December 25, 2024

A worker assists with checkout at a Costco store in Teterboro, New Jersey, U.S., Wednesday, February 28, 2024.

Stephanie Keith | Bloomberg | Getty Images

Retail spending was weaker than expected in May as consumers continued to battle stubbornly higher inflation levels.

Sales rose just 0.1% for the month, a tenth of a percentage point lower than Dow Jones forecasts, the Commerce Department reported on Tuesday, which adjusted for seasonality rather than inflation. However, the result was slightly better than April’s downward revision of 0.2%.

Sales increased by 2.3% compared with the same period last year.

Sales excluding automobiles were even worse, falling 0.1% compared with expectations for a 0.2% growth.

Slowing gasoline prices led to a decline in gas station revenue, which fell 2.2% month-on-month.

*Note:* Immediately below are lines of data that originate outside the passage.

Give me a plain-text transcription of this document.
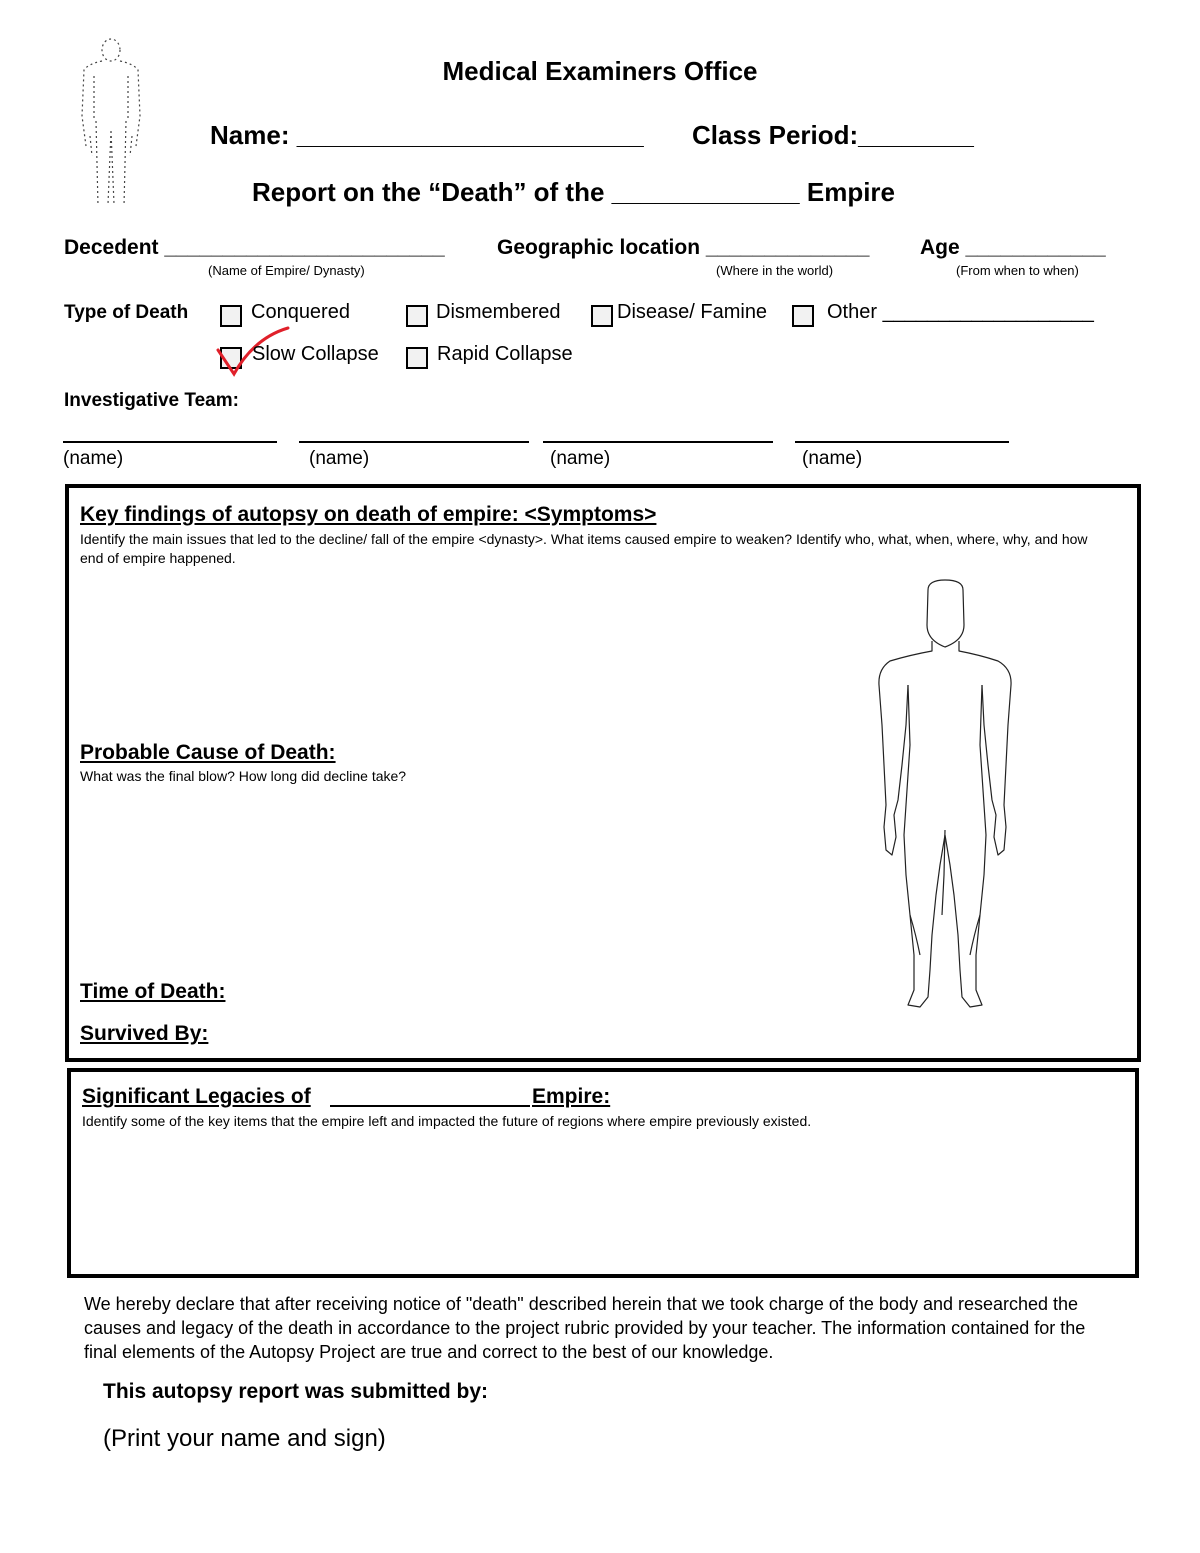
Medical Examiners Office
Name: ________________________ Class Period:________
Report on the “Death” of the _____________ Empire
Decedent ________________________
(Name of Empire/ Dynasty)
Geographic location ______________
(Where in the world)
Age ____________
(From when to when)
Type of Death	Conquered	Dismembered	Disease/ Famine	Other ___________________
Slow Collapse	Rapid Collapse
Investigative Team:
(name)	(name)	(name)	(name)
Key findings of autopsy on death of empire: <Symptoms>
Identify the main issues that led to the decline/ fall of the empire <dynasty>. What items caused empire to weaken? Identify who, what, when, where, why, and how end of empire happened.
Probable Cause of Death:
What was the final blow? How long did decline take?
Time of Death:
Survived By:
Significant Legacies of	Empire:
Identify some of the key items that the empire left and impacted the future of regions where empire previously existed.
We hereby declare that after receiving notice of "death" described herein that we took charge of the body and researched the causes and legacy of the death in accordance to the project rubric provided by your teacher. The information contained for the final elements of the Autopsy Project are true and correct to the best of our knowledge.
This autopsy report was submitted by:
(Print your name and sign)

This was partially offset by 2.8% growth in sporting goods, music and bookstores.

Online stores grew by 0.8%, while bars and restaurants fell by 0.4%. Furniture and home furnishings stores also fell 1.1%.

Stock futures were essentially flat after the report, while bond yields fell.

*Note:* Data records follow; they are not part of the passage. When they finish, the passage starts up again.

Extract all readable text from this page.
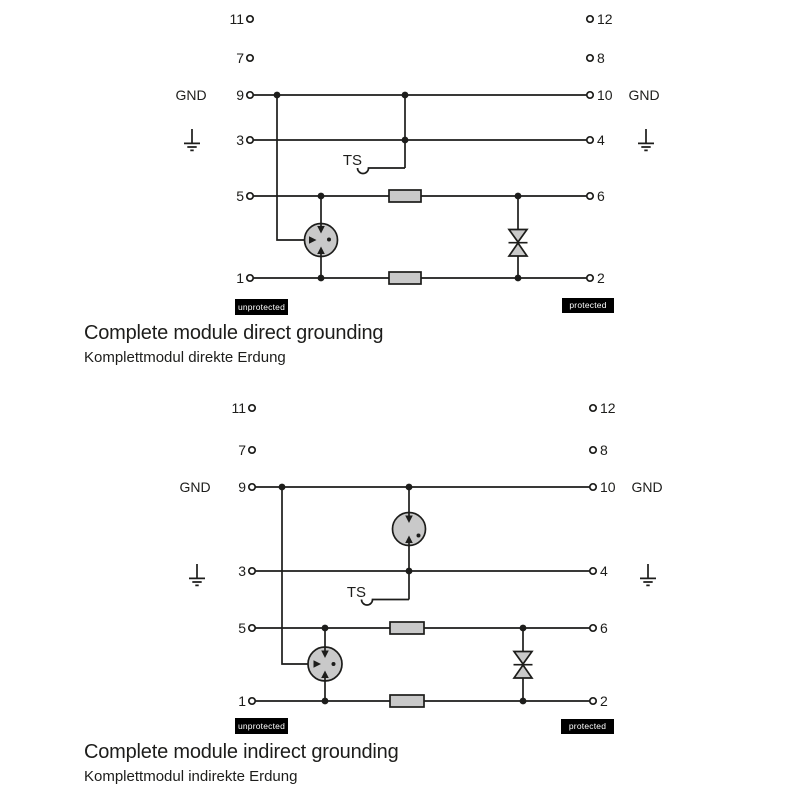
11
7
9
3
5
1
12
8
10
4
6
2
GND	GND
TS
11
7
9
3
5
1
12
8
10
4
6
2
GND	GND
TS
unprotected	protected
unprotected	protected
Complete module direct grounding
Komplettmodul direkte Erdung
Complete module indirect grounding
Komplettmodul indirekte Erdung
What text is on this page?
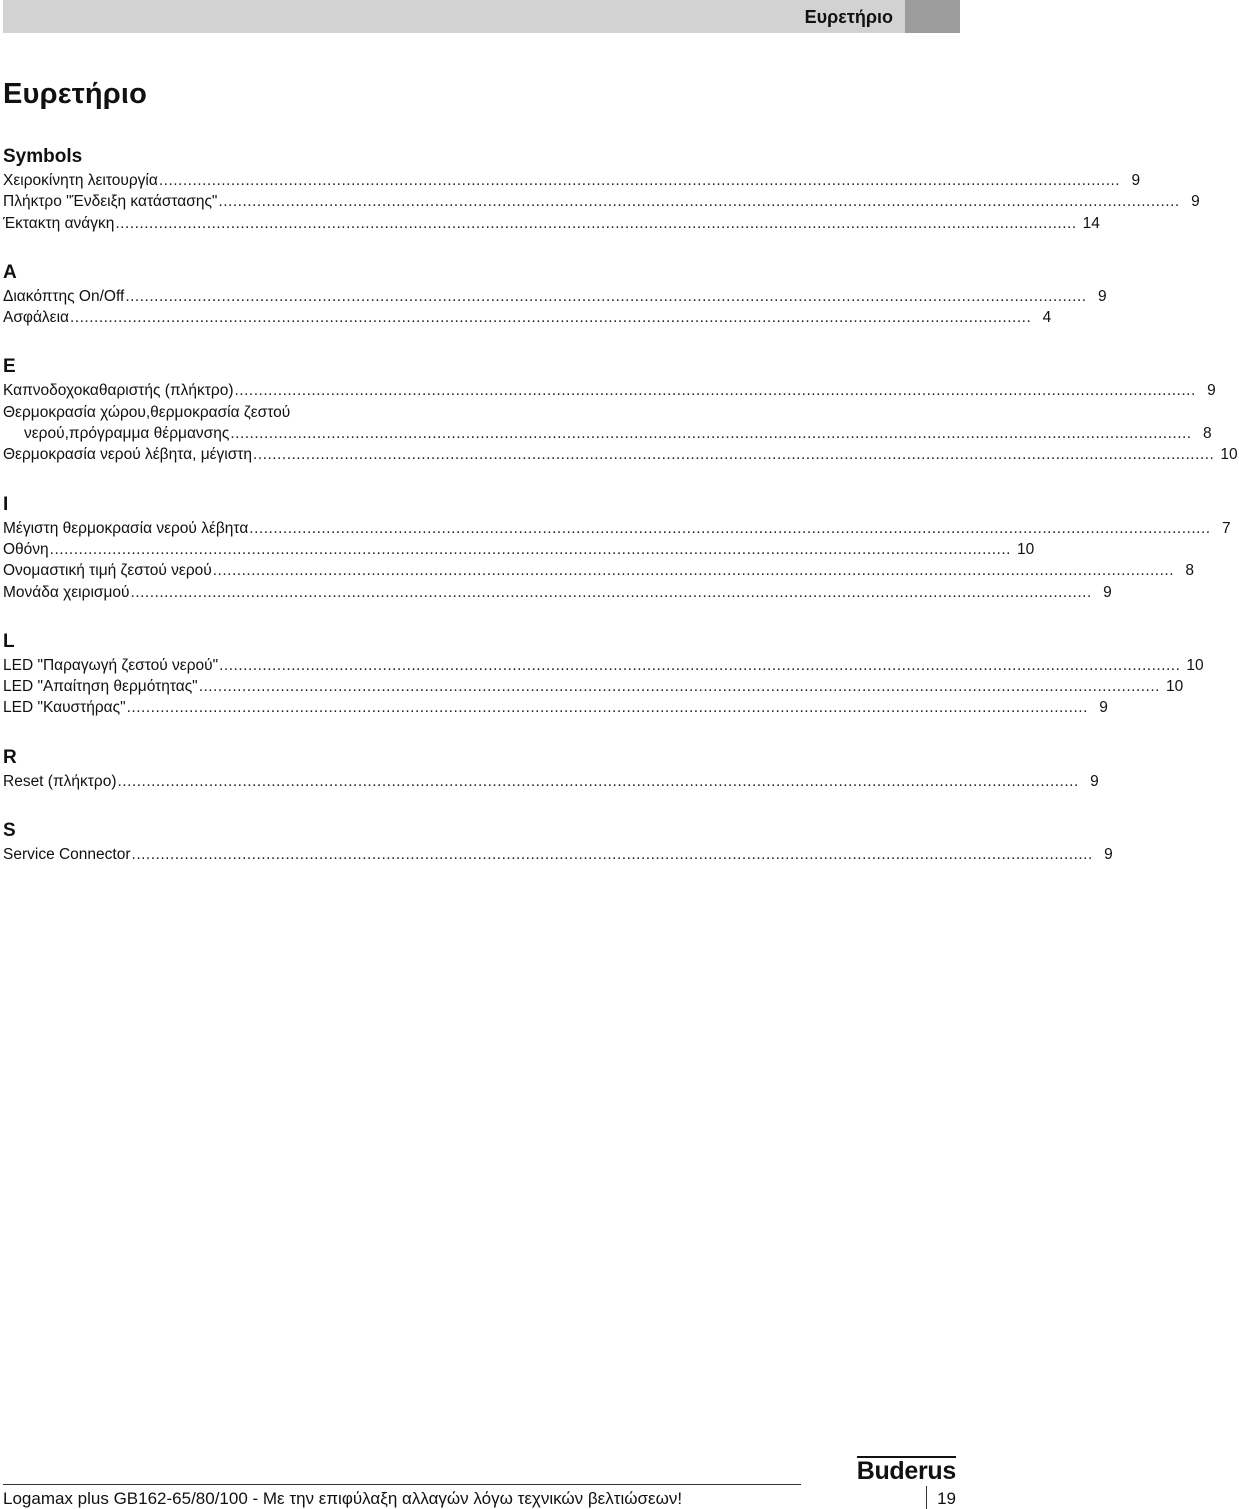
Ευρετήριο
Ευρετήριο
Symbols
Χειροκίνητη λειτουργία ........................................................................................................................................................................................................ 9
Πλήκτρο "Ένδειξη κατάστασης" ........................................................................................................................................................................................................ 9
Έκτακτη ανάγκη ........................................................................................................................................................................................................ 14
A
Διακόπτης On/Off ........................................................................................................................................................................................................ 9
Ασφάλεια ........................................................................................................................................................................................................ 4
E
Καπνοδοχοκαθαριστής (πλήκτρο) ........................................................................................................................................................................................................ 9
Θερμοκρασία χώρου,θερμοκρασία ζεστού
νερού,πρόγραμμα θέρμανσης ........................................................................................................................................................................................................ 8
Θερμοκρασία νερού λέβητα, μέγιστη ........................................................................................................................................................................................................ 10
I
Μέγιστη θερμοκρασία νερού λέβητα ........................................................................................................................................................................................................ 7
Οθόνη ........................................................................................................................................................................................................ 10
Ονομαστική τιμή ζεστού νερού ........................................................................................................................................................................................................ 8
Μονάδα χειρισμού ........................................................................................................................................................................................................ 9
L
LED "Παραγωγή ζεστού νερού" ........................................................................................................................................................................................................ 10
LED "Απαίτηση θερμότητας" ........................................................................................................................................................................................................ 10
LED "Καυστήρας" ........................................................................................................................................................................................................ 9
R
Reset (πλήκτρο) ........................................................................................................................................................................................................ 9
S
Service Connector ........................................................................................................................................................................................................ 9
Buderus
Logamax plus GB162-65/80/100 - Με την επιφύλαξη αλλαγών λόγω τεχνικών βελτιώσεων!	19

The report comes as investors are nervous about the direction of the economy and its impact on the Fed’s future monetary policy. Consumer spending accounts for about two-thirds of all economic activity, so any weakness could signal slower economic growth and prompt the Federal Reserve to start cutting interest rates.

Recent inflation data has been somewhat encouraging, but spending is showing signs of weakness as consumers have been under pressure from rising prices for more than two years.

The Commerce Department’s indicator, which is used as the main inflation gauge by the Federal Reserve, showed inflation in April at an annual rate of 2.7%, or 2.8% excluding food and energy. The Fed’s inflation target is 2%.

Markets are pricing in two rate cuts of a quarter percentage point each this year, although Fed officials said at last week’s meeting that only one cut was possible. After the release of the retail sales data, traders in the federal funds futures market increased their bets that the Federal Reserve will implement easing policies. According to the CME Group’s FedWatch indicator, the probability of three interest rate cuts this year is expected to be about 23%. .

Philadelphia Fed President Patrick Harker said on Monday that a rate cut later this year would be appropriate only if the data cooperated, adding that he expected a rate cut to be unlikely.